Кончилось райское время наших детей, начинается долгий или уже безысходный период, когда цветы уже опали, а яблоки зеленые, нестерпимо кислые и совсем несъедобные. Надо видеть и уважать восстание духа, «вначале шатаясь на ватных ногах, клубясь, утыкаясь, петляя в кустах». Дым то же, что дух. Надежда может оставаться только на то, чтобы не слишком много загубить, избежать бессмысленной склоки, такой частой в семьях. Анастасия Ивановна Цветаева говорила по телевизору, что в последнем доме Цветаевой, в глухих Чебоксарах, шли постоянные ссоры между матерью и сыном; кого-то из нас вынесут из этого дома ногами вперед, — сказал он, как бывает в горечи, а она услышала как пророчество, решила, что вынесут именно только одного из двоих. Я не думаю, что средненормальные семьи бывают иначе как в помрачении и равнодушии; острота близкого присутствия превратится в ад, если не станет раем. У патера Станислава Добровольского в Паберже, автобусная остановка называется Tiltas, я видел человека с тридцатилетней лагерной школой. Он был не отдельный человек, а чуткий инструмент настройки на присутствие, вся функция которого к ней и сводилась. Говорят о «существе человека», но тут оно было тактичной внимательностью и не оставляло себе ничего приватного: что оставалось от человека, стало прозрачным, и не чувствовалось никакой потери, пустоты; только надежная уверенность, что не встретишь в другом суда и подозрения. Вот мои мечты.

Последнее время я много читаю и листаю, но западает очень мало что: ваша классическая сердитая вещь об успехе в НЛО, странным образом, — как запоминаются калеки в метро — алфавитные мудрости Михаила Леоновича Гаспарова, роман Маканина о герое нашего времени: предсмертный хрип писателя, схватившего себя за горло, все та же группа Лаокоона, но нервная, взвинченная. Я жду Вашей книги, она будет событием века.

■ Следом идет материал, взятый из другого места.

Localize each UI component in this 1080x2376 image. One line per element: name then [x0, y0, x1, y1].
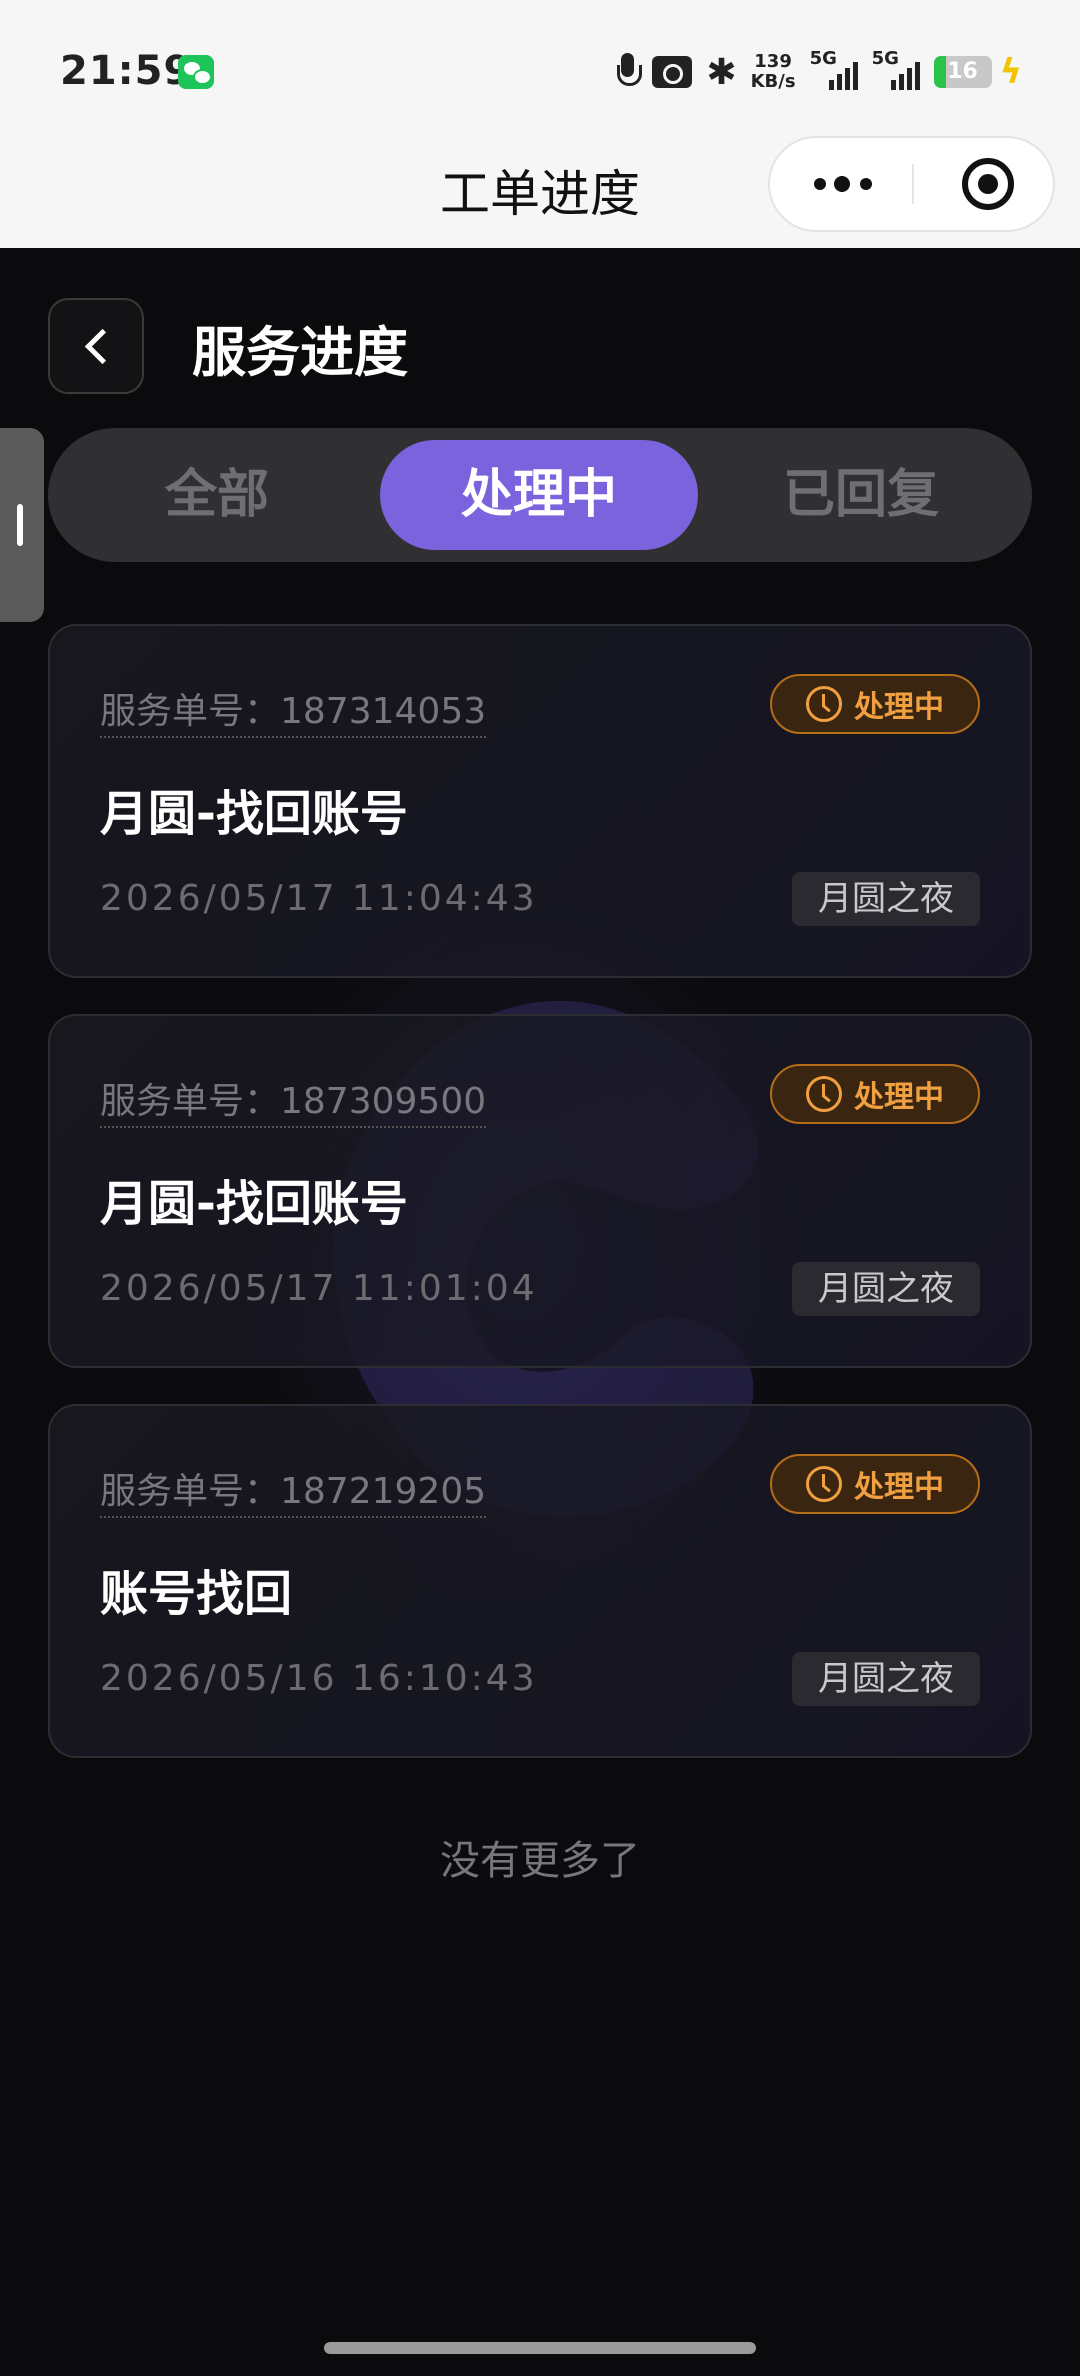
- battery-level: 16: [947, 59, 978, 84]
- tab-processing[interactable]: 处理中: [380, 440, 698, 550]
- tab-bar: 全部 处理中 已回复: [48, 428, 1032, 562]
- ticket-time: 2026/05/17 11:04:43: [100, 878, 538, 919]
- no-more-text: 没有更多了: [440, 1838, 640, 1884]
- game-tag: 月圆之夜: [792, 1262, 980, 1316]
- game-tag: 月圆之夜: [792, 872, 980, 926]
- capsule-divider: [912, 164, 914, 204]
- clock-icon: [806, 686, 842, 722]
- ticket-title: 账号找回: [100, 1566, 293, 1622]
- main-content[interactable]: 服务进度 全部 处理中 已回复 服务单号：187314053 处理中 月圆-找回…: [0, 248, 1080, 2376]
- status-label: 处理中: [854, 690, 944, 725]
- signal-icon: 5G: [872, 48, 920, 92]
- ticket-title: 月圆-找回账号: [100, 786, 408, 842]
- capsule-menu: [768, 136, 1055, 232]
- game-tag: 月圆之夜: [792, 1652, 980, 1706]
- status-badge: 处理中: [770, 674, 980, 734]
- target-close-icon[interactable]: [962, 158, 1014, 210]
- ticket-card[interactable]: 服务单号：187309500 处理中 月圆-找回账号 2026/05/17 11…: [48, 1014, 1032, 1368]
- status-icons: ✱ 139 KB/s 5G 5G 16 ϟ: [616, 48, 1022, 93]
- order-number: 服务单号：187309500: [100, 1072, 487, 1128]
- back-button[interactable]: [48, 298, 144, 394]
- signal-icon: 5G: [810, 48, 858, 92]
- bluetooth-icon: ✱: [706, 51, 737, 93]
- status-badge: 处理中: [770, 1064, 980, 1124]
- wechat-icon: [178, 55, 214, 89]
- status-badge: 处理中: [770, 1454, 980, 1514]
- status-bar: 21:59 ✱ 139 KB/s 5G 5G 16 ϟ: [0, 0, 1080, 130]
- status-label: 处理中: [854, 1470, 944, 1505]
- ticket-card[interactable]: 服务单号：187314053 处理中 月圆-找回账号 2026/05/17 11…: [48, 624, 1032, 978]
- network-speed: 139 KB/s: [751, 52, 796, 92]
- side-drag-handle[interactable]: [0, 428, 44, 622]
- order-number: 服务单号：187314053: [100, 682, 487, 738]
- ticket-card[interactable]: 服务单号：187219205 处理中 账号找回 2026/05/16 16:10…: [48, 1404, 1032, 1758]
- ticket-time: 2026/05/16 16:10:43: [100, 1658, 538, 1699]
- charging-icon: ϟ: [999, 52, 1022, 92]
- order-number: 服务单号：187219205: [100, 1462, 487, 1518]
- ticket-title: 月圆-找回账号: [100, 1176, 408, 1232]
- more-dots-icon[interactable]: [770, 138, 913, 230]
- mic-icon: [616, 53, 643, 91]
- tab-replied[interactable]: 已回复: [702, 440, 1020, 550]
- status-time: 21:59: [60, 48, 193, 94]
- ticket-time: 2026/05/17 11:01:04: [100, 1268, 538, 1309]
- network-speed-unit: KB/s: [750, 71, 796, 92]
- network-speed-value: 139: [754, 51, 792, 72]
- clock-icon: [806, 1466, 842, 1502]
- home-indicator[interactable]: [324, 2342, 756, 2354]
- clock-icon: [806, 1076, 842, 1112]
- mini-program-header: 工单进度: [0, 130, 1080, 248]
- status-label: 处理中: [854, 1080, 944, 1115]
- tab-all[interactable]: 全部: [58, 440, 376, 550]
- battery-icon: 16: [933, 56, 992, 88]
- camera-icon: [652, 56, 693, 88]
- page-title: 服务进度: [192, 321, 408, 384]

С постоянными мыслями о Вас,

Ваш В.


Примечания

1. Имеется в виду о. Георгий Чистяков. О.А. Седакова: В публикации этой части переписки мы вводим различение двух типов комментариев: редактора текста О.Е. Лебедевой и О.А. Седаковой: последние отмечены знаком *.

2. Косвенная цитата из книги бесед Оливье Клемана с Патриархом Афинагором (“Roma — Amor”: эта книга в переводе Вл. Зелинского ходила в самиздате еще до публикации).

3. То есть Любовь и Надежда.

4. Имеется в виду энциклика Иоанна Павла, посвященная восточнохристианской традиции, Orientale lumen, 1996 («Свет с Востока»), отклики на которую нам предложили написать. Впоследствии собрание этих откликов (С. Аверинцева, С. Хоружего, В. Бибихина и мой) были изданы по-французски и затем переведены на итальянский.

5. Приписано от руки.

6. Прозаическое описание Бахчисарайского фонтана из письма Пушкина Дельвигу. — Ред.

7. Мы обсуждаем мою работу «Медный Всадник: композиция конфликта».

8. Подписано от руки.

9. Пропускаю целиком «сердитое письмо», о котором речь заходит в дальнейшем: это была моя попытка уговорить В.В. обратиться к врачам.

10. Николай Славянский (псевдоним). Речь идет о его разгромной статье в «Новом мире», посвященной моим стихам. В.В. ответил на эту статью, но его ответ не был опубликован.

11. Франсуа Федье (Francois Fedier) — французский философ, переводчик М. Хайдеггера и Фр. Гёльдерлина. «Похвала поэзии», которую он начал переводить с французского подстрочника В.В. Бибихина, вышла в переводе Жислен Барде.

12. Аверинцеву.

13. Как жаль, что Вас тут нет! Мне в самом деле жаль! (ит.)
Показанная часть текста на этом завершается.